Jumping Badger war anders als die anderen Jungen in seinem Alter. Während die anderen eher abenteuerlustig, lebhaft und oft draufgängerisch waren, hielt sich Jumping Badger immer zurück. Er dachte nach, ehe er handelte. Hätte er in diesem Jahrhundert gelebt, so hätte man ihn als begabtes Kind gesehen und ihn für seine Selbstdisziplin gelobt, und auch dafür, dass er stets alles in Betracht zog, bevor er handelte.
Aber seine eigenen Leute missverstanden ihn und hielten sein Verhalten für zaghaft und schwach. Sie gaben ihm den Spitznamen Hunkesni, „der sich langsam bewegt“, und riefen ihn auch so.
Wenn ein Junge bei den Lakota ein bestimmtes Alter erreicht hatte, wandte sich sein Vater an einen Bruder oder Schwager. Er übergab diesem vertrauenswürdigen Mann ein Geschenk und eine gefüllte Pfeife. Dann bat er ihn um Hilfe, damit dieser seinem Sohn die Wege der Lakota zeigte. Anhand von Beispielen und Geschichten würde der Onkel dem Jungen zeigen, wie man ein Mann oder ein Krieger wird, und wie man für seine Familie sorgt. Während der Vater für einen Lakota Jungen eine vertraute Person war, für die er große Zuneigung empfinden konnte, war sein Onkel eine Autorität, ein Mensch, den man respektierte und bewunderte. Ein Junge würde auf seinen Onkel hören.
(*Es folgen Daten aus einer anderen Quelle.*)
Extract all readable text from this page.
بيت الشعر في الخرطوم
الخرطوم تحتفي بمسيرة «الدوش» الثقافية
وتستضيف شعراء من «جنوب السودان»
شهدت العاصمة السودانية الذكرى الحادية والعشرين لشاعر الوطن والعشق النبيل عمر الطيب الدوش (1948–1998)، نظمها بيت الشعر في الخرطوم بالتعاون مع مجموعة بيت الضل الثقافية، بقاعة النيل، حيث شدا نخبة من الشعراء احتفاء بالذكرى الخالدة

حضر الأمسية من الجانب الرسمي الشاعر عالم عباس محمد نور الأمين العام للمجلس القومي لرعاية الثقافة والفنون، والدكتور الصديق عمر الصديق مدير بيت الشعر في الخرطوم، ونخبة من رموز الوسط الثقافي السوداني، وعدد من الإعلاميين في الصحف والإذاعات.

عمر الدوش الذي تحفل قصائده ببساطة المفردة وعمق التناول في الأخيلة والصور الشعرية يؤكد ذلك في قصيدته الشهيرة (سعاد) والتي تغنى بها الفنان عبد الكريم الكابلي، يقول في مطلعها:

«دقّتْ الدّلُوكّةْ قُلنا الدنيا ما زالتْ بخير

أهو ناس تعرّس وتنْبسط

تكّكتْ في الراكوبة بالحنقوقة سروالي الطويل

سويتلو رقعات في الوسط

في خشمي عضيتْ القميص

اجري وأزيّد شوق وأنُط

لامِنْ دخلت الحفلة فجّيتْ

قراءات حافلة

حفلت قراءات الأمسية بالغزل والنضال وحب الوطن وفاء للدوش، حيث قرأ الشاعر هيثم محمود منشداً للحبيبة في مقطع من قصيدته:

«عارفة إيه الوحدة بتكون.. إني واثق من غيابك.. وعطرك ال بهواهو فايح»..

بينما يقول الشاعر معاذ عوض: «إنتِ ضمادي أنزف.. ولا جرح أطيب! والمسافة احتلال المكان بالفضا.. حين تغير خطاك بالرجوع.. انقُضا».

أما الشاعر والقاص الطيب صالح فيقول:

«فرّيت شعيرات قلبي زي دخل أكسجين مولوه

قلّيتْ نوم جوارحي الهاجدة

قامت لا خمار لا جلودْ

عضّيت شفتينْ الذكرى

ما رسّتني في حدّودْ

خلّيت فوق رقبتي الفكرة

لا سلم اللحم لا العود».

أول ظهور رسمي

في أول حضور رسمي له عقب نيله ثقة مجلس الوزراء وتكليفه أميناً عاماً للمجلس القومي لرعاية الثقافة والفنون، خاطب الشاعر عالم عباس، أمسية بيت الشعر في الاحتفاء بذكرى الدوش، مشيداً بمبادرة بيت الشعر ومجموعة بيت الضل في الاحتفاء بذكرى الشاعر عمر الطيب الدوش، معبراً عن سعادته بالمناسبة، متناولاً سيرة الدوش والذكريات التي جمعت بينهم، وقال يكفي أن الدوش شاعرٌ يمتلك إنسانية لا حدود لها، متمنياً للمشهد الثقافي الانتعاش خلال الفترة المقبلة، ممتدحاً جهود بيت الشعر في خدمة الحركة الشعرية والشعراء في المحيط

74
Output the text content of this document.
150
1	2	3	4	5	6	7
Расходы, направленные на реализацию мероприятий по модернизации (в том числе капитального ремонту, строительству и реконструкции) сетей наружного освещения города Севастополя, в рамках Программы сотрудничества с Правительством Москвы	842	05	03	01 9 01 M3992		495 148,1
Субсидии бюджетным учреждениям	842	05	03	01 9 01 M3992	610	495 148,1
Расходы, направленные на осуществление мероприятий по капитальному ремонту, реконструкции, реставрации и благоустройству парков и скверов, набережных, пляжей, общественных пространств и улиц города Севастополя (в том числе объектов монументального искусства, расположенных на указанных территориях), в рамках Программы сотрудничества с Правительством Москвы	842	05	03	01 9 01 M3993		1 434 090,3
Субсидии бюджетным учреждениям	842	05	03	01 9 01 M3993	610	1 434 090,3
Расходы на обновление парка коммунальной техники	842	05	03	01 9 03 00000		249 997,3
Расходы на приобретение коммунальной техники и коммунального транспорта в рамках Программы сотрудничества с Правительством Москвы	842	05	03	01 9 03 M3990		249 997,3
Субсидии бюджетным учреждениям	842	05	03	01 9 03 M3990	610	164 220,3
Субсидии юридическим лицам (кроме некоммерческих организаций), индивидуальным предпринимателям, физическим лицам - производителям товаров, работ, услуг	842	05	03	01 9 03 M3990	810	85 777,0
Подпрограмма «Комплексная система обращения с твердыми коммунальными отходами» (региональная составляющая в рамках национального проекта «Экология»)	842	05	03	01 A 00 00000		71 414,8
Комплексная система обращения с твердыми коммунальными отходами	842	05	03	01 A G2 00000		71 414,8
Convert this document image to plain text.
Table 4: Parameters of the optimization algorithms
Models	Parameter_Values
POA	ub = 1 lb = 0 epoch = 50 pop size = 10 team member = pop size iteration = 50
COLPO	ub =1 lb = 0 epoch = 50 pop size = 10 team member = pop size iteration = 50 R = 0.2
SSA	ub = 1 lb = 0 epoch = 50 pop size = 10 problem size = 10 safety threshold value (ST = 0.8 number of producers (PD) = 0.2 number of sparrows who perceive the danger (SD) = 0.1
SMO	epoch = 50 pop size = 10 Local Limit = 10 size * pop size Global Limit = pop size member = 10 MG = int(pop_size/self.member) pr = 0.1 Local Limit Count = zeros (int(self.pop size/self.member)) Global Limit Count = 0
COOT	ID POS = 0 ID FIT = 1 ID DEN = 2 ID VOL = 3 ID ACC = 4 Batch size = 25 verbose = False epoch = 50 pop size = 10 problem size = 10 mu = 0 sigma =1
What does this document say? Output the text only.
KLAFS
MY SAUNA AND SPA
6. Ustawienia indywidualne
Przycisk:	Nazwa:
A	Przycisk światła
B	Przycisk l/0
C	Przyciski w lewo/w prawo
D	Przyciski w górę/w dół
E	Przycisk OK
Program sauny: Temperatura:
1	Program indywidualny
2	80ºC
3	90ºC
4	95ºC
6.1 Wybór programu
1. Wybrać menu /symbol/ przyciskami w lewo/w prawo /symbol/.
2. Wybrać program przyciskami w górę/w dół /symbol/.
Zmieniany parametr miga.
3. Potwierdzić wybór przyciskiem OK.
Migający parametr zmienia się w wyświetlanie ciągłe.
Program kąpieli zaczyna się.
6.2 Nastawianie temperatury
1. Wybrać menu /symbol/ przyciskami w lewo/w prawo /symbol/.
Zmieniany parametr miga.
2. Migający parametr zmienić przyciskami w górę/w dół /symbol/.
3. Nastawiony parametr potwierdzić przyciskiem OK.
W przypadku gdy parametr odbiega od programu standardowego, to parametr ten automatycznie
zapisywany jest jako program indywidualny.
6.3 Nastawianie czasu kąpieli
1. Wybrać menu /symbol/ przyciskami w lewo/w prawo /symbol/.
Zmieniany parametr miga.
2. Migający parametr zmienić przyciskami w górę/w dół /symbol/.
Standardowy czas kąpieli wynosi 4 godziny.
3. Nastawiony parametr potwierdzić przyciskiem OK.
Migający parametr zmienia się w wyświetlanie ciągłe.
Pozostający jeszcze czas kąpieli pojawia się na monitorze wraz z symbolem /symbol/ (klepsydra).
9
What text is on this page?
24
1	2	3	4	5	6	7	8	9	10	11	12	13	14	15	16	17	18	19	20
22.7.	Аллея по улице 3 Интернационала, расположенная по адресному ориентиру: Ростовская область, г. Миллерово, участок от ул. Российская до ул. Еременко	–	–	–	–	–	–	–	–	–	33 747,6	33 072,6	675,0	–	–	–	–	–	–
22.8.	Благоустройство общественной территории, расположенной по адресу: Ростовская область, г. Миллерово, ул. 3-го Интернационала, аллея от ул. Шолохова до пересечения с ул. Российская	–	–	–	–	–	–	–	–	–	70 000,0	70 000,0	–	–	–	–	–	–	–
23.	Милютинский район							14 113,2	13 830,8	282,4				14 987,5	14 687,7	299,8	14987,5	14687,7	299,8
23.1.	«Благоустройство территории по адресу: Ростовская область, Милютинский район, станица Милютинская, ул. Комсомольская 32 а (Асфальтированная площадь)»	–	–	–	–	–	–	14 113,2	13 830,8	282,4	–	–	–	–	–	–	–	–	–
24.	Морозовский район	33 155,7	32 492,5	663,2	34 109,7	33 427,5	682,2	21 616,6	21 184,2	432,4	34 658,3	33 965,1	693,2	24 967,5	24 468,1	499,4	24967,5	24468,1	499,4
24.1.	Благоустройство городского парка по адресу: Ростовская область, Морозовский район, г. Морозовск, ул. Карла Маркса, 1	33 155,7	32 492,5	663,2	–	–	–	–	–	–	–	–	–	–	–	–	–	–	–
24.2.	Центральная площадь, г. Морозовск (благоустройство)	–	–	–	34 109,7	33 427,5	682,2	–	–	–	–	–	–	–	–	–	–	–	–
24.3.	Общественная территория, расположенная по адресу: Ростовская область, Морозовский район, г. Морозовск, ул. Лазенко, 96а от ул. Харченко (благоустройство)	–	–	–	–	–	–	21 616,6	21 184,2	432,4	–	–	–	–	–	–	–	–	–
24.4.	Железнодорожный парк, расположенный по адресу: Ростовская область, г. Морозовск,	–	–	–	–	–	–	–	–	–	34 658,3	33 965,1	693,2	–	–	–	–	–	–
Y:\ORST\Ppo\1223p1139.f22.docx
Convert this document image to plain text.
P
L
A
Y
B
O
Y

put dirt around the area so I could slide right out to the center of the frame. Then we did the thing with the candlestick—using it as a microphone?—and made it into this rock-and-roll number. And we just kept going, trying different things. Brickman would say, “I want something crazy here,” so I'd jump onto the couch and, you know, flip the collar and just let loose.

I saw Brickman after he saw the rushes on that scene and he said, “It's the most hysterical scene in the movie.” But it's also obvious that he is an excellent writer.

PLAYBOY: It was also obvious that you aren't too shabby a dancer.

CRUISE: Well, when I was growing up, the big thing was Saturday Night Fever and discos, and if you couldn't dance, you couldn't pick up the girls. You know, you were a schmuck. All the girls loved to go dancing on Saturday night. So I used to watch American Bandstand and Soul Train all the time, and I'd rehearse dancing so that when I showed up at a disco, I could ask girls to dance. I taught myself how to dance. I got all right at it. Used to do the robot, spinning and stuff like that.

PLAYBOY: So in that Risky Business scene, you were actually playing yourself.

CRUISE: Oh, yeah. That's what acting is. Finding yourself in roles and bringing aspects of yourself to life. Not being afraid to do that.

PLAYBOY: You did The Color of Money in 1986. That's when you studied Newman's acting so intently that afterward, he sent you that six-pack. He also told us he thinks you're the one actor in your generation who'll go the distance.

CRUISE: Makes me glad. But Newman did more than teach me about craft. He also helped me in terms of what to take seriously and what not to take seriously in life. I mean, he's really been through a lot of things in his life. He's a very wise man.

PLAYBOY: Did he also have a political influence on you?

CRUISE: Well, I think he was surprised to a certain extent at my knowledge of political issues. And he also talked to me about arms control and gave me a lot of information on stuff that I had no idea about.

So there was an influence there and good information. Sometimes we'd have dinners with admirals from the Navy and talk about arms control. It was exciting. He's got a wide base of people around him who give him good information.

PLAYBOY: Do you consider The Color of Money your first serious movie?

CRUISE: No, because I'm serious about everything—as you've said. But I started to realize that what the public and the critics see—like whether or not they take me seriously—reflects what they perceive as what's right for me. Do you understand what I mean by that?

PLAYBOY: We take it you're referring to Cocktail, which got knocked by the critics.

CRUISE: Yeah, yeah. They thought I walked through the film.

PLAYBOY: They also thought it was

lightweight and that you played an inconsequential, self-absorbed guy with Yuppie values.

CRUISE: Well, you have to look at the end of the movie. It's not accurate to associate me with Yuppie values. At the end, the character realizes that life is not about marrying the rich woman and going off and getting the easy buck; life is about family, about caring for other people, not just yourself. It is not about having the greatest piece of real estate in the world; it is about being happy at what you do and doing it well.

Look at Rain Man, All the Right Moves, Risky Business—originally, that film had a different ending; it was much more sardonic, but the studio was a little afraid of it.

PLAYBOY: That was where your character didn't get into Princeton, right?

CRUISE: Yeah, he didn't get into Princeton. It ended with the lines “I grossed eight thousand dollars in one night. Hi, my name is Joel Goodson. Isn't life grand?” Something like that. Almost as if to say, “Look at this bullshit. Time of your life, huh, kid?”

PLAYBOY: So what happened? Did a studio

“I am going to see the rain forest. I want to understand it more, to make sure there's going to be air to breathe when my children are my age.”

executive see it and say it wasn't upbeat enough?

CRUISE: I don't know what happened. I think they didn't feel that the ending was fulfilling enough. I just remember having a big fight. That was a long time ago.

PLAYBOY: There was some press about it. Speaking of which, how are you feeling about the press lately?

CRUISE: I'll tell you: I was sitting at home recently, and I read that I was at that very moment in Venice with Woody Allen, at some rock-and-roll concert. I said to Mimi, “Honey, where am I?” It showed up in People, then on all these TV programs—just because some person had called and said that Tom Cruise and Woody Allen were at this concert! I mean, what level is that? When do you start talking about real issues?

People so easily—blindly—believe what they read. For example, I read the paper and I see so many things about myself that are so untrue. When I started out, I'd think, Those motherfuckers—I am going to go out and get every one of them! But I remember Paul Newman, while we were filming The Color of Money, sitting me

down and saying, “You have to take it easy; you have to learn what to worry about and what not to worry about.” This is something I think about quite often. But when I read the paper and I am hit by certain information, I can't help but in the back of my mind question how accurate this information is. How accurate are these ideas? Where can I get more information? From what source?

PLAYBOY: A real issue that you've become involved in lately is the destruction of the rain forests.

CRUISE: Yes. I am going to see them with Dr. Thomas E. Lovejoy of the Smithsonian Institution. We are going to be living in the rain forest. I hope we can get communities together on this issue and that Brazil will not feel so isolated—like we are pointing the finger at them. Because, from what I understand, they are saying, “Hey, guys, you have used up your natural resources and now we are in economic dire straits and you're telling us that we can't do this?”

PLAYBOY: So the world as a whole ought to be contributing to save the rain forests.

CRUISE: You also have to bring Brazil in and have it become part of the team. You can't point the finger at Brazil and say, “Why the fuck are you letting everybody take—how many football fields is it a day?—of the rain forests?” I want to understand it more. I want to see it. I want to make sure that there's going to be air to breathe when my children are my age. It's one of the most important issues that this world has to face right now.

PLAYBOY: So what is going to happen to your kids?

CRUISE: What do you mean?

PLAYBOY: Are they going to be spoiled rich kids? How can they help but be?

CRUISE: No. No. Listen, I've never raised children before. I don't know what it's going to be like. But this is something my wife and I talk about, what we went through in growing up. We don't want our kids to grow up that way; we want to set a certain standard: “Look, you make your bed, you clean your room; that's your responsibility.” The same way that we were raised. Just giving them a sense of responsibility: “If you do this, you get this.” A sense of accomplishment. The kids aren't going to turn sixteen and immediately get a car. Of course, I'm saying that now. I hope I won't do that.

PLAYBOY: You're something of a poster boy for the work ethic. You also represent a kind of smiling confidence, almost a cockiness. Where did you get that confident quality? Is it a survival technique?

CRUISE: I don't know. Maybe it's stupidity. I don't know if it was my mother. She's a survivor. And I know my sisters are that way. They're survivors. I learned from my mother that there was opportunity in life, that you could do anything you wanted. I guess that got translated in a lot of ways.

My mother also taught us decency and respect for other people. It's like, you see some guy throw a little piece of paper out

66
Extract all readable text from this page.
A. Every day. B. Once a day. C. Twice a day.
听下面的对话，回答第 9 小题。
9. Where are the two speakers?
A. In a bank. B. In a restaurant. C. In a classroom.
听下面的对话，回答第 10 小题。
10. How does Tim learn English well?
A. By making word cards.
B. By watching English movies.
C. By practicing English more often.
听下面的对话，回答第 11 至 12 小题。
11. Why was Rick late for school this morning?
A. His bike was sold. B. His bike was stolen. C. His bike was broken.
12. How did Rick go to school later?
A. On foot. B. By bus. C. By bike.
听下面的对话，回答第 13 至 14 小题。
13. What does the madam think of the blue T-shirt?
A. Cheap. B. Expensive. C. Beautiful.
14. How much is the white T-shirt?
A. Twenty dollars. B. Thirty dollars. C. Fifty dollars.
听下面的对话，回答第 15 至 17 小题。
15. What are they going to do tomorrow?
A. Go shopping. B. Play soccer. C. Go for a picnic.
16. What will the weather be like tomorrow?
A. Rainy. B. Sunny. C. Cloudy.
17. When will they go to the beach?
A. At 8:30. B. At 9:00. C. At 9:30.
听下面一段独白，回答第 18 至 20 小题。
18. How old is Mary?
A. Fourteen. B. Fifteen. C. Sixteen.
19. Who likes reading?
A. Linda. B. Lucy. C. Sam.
Returns Again bat seinen Bruder Four Horns um Unterstützung. Four Horns war der Häuptling der Bad Bow Gruppe des Hunk-papa Stammes – er war ein ehrenvoller Mann mit großer Weisheit. Es war ein Glück für Jumping Badger, dass er gerade diesen Onkel als Mentor bekam.
Four Horns war außerdem Medizinmann und von seinen spirituellen Ratgebern wusste er, dass sein junger Neffe ein besonderer und begabter Junge war. Die unstillbare Neugier und analytischen Fähigkeiten des Jungen bedeuteten, dass sein Onkel ihn nie zurechtweisen musste. Four Horns fühlte sich geehrt, dass er gefragt wurde und war erfreut darüber, dass er an der Erziehung von Jumping Badger teilhaben durfte.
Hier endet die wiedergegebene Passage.